Wednesday, November 3, 2010

Bernanke Faces Greater Scrutiny After Republican Election Gains

This is something to be followed.  The Fed was trying to push interest/mortgage ever downward.  The GOP may stop these plans and rates may float again with supply and demand which probably means higher rates.
“There’s certainly going to be more hearings and more pressure,” said Mark Calabria, a former Republican Senate Banking Committee aide who is now director of financial- regulation studies at the Cato Institute, a policy research group in Washington that favors free markets.
One new Fed opponent in Congress is Kentucky Senator-elect Rand Paul, who has criticized the Fed for imposing “the sneakiest tax of all -- inflation.” He joins South Carolina’s Jim DeMint, an advocate for Tea Party candidates who backed an unsuccessful bill to subject the Fed’s monetary policy to congressional audits.
 A lot of politicians were critical of bailout and loans to AIG, Fannie Mae, and Freddie Mac.

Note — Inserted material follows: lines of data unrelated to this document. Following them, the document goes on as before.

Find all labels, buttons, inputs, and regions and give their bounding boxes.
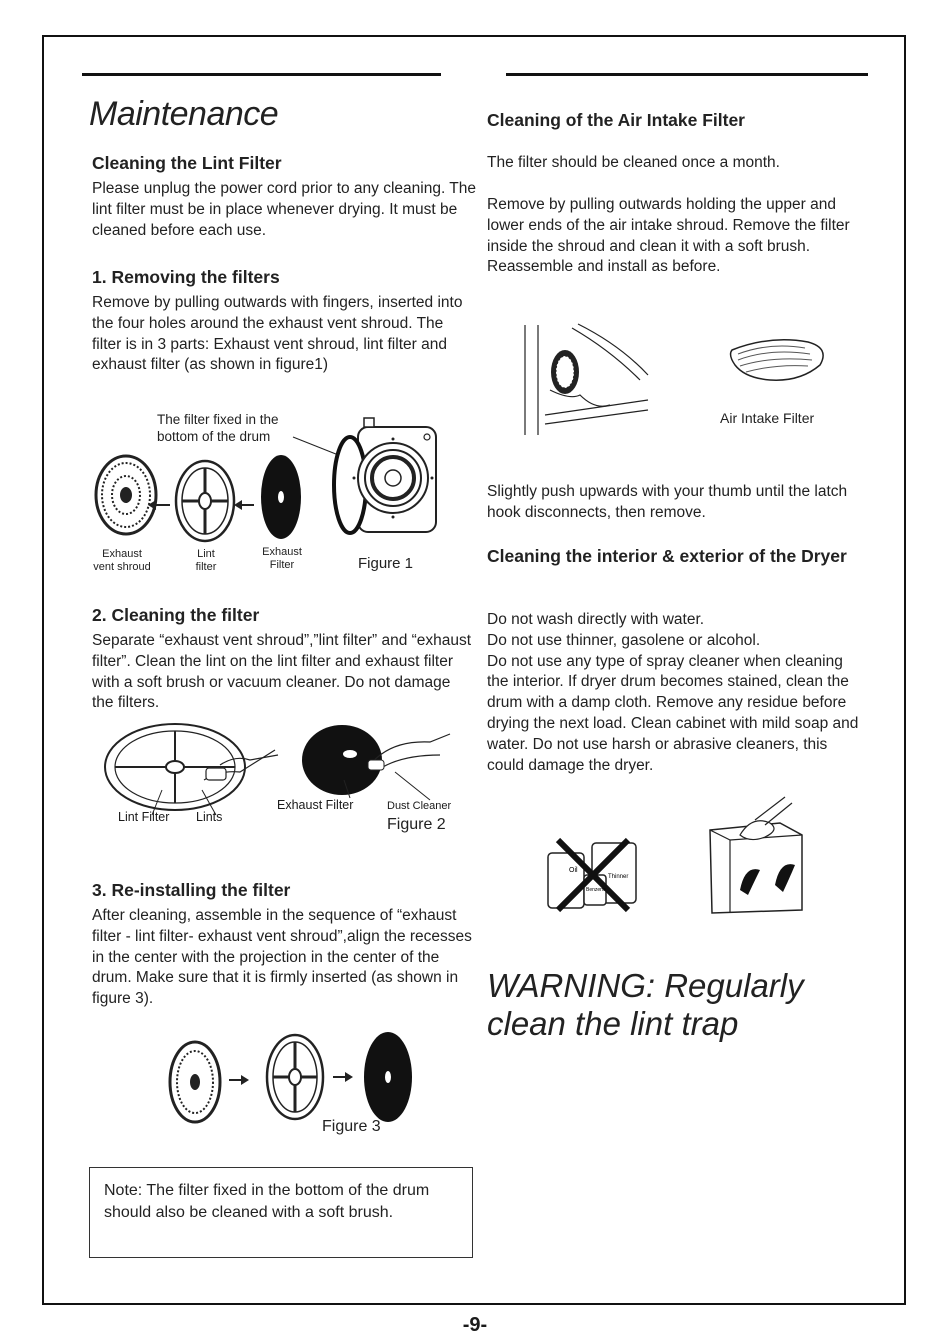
cleaning-illustration xyxy=(540,795,820,920)
note-box: Note: The filter fixed in the bottom of the drum should also be cleaned with a soft brush. xyxy=(89,1167,473,1258)
exhaust-vent-shroud-icon xyxy=(170,1042,220,1122)
label-exhaust-filter: Exhaust Filter xyxy=(262,546,302,571)
right-header-rule xyxy=(506,73,868,76)
exhaust-vent-shroud-icon xyxy=(96,456,156,534)
label-lint-filter: Lint filter xyxy=(195,548,217,573)
figure1-caption: Figure 1 xyxy=(358,555,414,572)
reinstalling-heading: 3. Re-installing the filter xyxy=(92,880,291,900)
air-intake-filter-icon xyxy=(731,340,824,380)
interior-text: Do not wash directly with water. Do not use thinner, gasolene or alcohol. Do not use any type of spray cleaner when cleaning the interior. If dryer drum becomes stained, clean the drum with a damp cloth. Remove any residue before drying the next load. Clean cabinet with mild soap and water. Do not use harsh or abrasive cleaners, this could damage the dryer. xyxy=(487,611,859,774)
can-label-oil: Oil xyxy=(569,867,578,874)
removing-heading: 1. Removing the filters xyxy=(92,267,280,287)
air-intake-text1: The filter should be cleaned once a month. xyxy=(487,154,780,171)
warning-text: WARNING: Regularly clean the lint trap xyxy=(487,967,804,1042)
dryer-front-icon xyxy=(334,418,436,533)
cabinet-wipe-icon xyxy=(710,797,802,913)
exhaust-filter-icon xyxy=(302,725,450,795)
figure1-callout: The filter fixed in the bottom of the drum xyxy=(157,412,279,444)
figure3-illustration xyxy=(165,1030,425,1130)
can-label-thinner: Thinner xyxy=(608,874,629,880)
interior-heading: Cleaning the interior & exterior of the Dryer xyxy=(487,546,847,566)
removing-text: Remove by pulling outwards with fingers, inserted into the four holes around the exhaust vent shroud. The filter is in 3 parts: Exhaust vent shroud, lint filter and exhaust filter (as shown in figure1) xyxy=(92,294,463,374)
cleaning-filter-heading: 2. Cleaning the filter xyxy=(92,605,260,625)
lint-filter-heading: Cleaning the Lint Filter xyxy=(92,153,282,173)
lint-filter-icon xyxy=(105,724,245,810)
lint-filter-icon xyxy=(267,1035,323,1119)
air-intake-filter-label: Air Intake Filter xyxy=(720,410,815,426)
air-intake-heading: Cleaning of the Air Intake Filter xyxy=(487,110,745,130)
air-intake-text2: Remove by pulling outwards holding the upper and lower ends of the air intake shroud. Remove the filter inside the shroud and clean it with a soft brush. Reassemble and install as before. xyxy=(487,196,850,276)
reinstalling-text: After cleaning, assemble in the sequence of “exhaust filter - lint filter- exhaust vent shroud”,align the recesses in the center with the projection in the center of the drum. Make sure that it is firmly inserted (as shown in figure 3). xyxy=(92,907,472,1008)
exhaust-filter-icon xyxy=(261,455,301,539)
left-header-rule xyxy=(82,73,441,76)
lint-filter-text: Please unplug the power cord prior to any cleaning. The lint filter must be in place whenever drying. It must be cleaned before each use. xyxy=(92,180,477,239)
label-exhaust-filter-fig2: Exhaust Filter xyxy=(277,798,354,812)
label-dust-cleaner: Dust Cleaner xyxy=(387,800,452,812)
dryer-side-icon xyxy=(525,324,648,435)
figure3-caption: Figure 3 xyxy=(322,1118,381,1135)
lint-filter-icon xyxy=(176,461,234,541)
figure2-caption: Figure 2 xyxy=(387,816,446,833)
page-number: -9- xyxy=(462,1314,488,1336)
label-lint-filter-fig2: Lint Filter xyxy=(118,810,170,824)
cleaning-filter-text: Separate “exhaust vent shroud”,”lint filter” and “exhaust filter”. Clean the lint on the lint filter and exhaust filter with a soft brush or vacuum cleaner. Do not damage the filters. xyxy=(92,632,472,712)
page-title: Maintenance xyxy=(89,95,279,133)
label-lints: Lints xyxy=(196,810,223,824)
can-label-benzene: Benzene xyxy=(586,887,606,893)
label-exhaust-vent-shroud: Exhaust vent shroud xyxy=(93,548,151,573)
exhaust-filter-icon xyxy=(364,1032,412,1122)
air-intake-text3: Slightly push upwards with your thumb until the latch hook disconnects, then remove. xyxy=(487,483,848,521)
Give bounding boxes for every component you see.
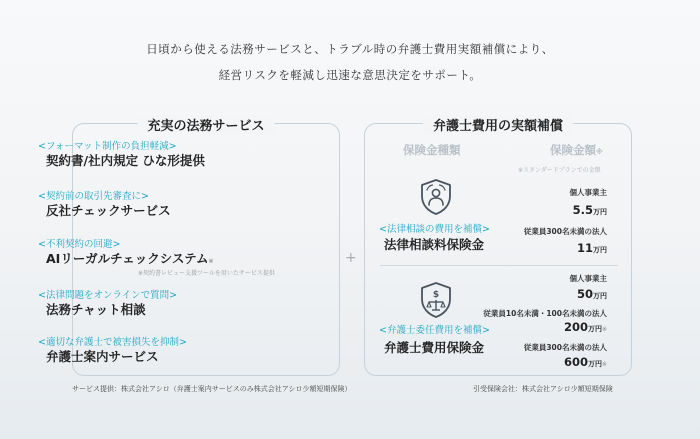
svg-text:$: $ — [432, 290, 440, 300]
service-name: 反社チェックサービス — [46, 203, 171, 218]
service-name: 契約書/社内規定 ひな形提供 — [46, 153, 205, 168]
service-item — [38, 289, 177, 318]
service-name: 法務チャット相談 — [46, 302, 146, 317]
price-label: 従業員300名未満の法人 — [523, 343, 607, 352]
price-unit: 万円 — [593, 292, 607, 300]
intro-text — [0, 36, 700, 88]
price-label: 従業員10名未満・100名未満の法人 — [483, 309, 607, 318]
price-mark: ※ — [601, 326, 607, 333]
service-category: <不利契約の回避> — [38, 239, 121, 250]
plan-category: <弁護士委任費用を補償> — [379, 325, 490, 336]
service-name: AIリーガルチェックシステム — [46, 251, 209, 266]
service-item — [38, 140, 205, 169]
price-value — [573, 203, 607, 217]
price-label: 個人事業主 — [569, 188, 607, 197]
service-category: <契約前の取引先審査に> — [38, 191, 149, 202]
insurer-footer: 引受保険会社：株式会社アシロ少額短期保険 — [473, 385, 613, 393]
price-mark: ※ — [601, 361, 607, 368]
price-unit: 万円 — [587, 325, 602, 333]
service-provider-footer: サービス提供：株式会社アシロ（弁護士案内サービスのみ株式会社アシロ少額短期保険） — [72, 385, 352, 393]
plus-sign: + — [345, 250, 357, 266]
insurance-amount-mark: ※ — [596, 148, 603, 156]
plan-name: 弁護士費用保険金 — [384, 340, 485, 355]
insurance-amount-header-text: 保険金額 — [550, 143, 596, 157]
shield-person-icon — [416, 177, 456, 217]
price-value — [577, 241, 607, 255]
price-value — [564, 320, 607, 334]
price-unit: 万円 — [593, 246, 607, 254]
insurance-amount-header — [550, 142, 603, 158]
price-number: 200 — [563, 320, 588, 334]
intro-line-1: 日頃から使える法務サービスと、トラブル時の弁護士費用実額補償により、 — [146, 42, 554, 56]
insurance-type-header: 保険金種類 — [403, 143, 461, 157]
service-item — [38, 336, 187, 365]
price-unit: 万円 — [587, 360, 602, 368]
service-category: <法律問題をオンラインで質問> — [38, 290, 178, 301]
insurance-title: 弁護士費用の実額補償 — [423, 115, 573, 134]
service-item — [38, 190, 171, 219]
price-label: 個人事業主 — [569, 274, 607, 283]
service-category: <適切な弁護士で被害損失を抑制> — [38, 337, 187, 348]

Bernanke argued that audits of monetary policy would compromise the independence of the central bank. A letter he sent to DeMint in May warned that audits would “seriously threaten monetary policy independence, increase inflation fears and market interest rates, and damage economic stability and job creation.”
Darrell Issa, who would take over as the chairman of the House Oversight and Government Reform Committee and be the Republican’s chief inquisitor of administration, already has the Fed in his sights. This year, he’s pressed the central bank for documents related to the AIG rescue and demanded Bernanke explain his role in authorizing payments to the insurer’s counterparties, calling him an “unindicted co-conspirator” in the bailout.
Scrutiny of the central bank will continue, Issa pledged in an interview last month, saying that Congress must “look in- depth behind the curtain, rather than simply have the Fed chairman come up and lecture us.”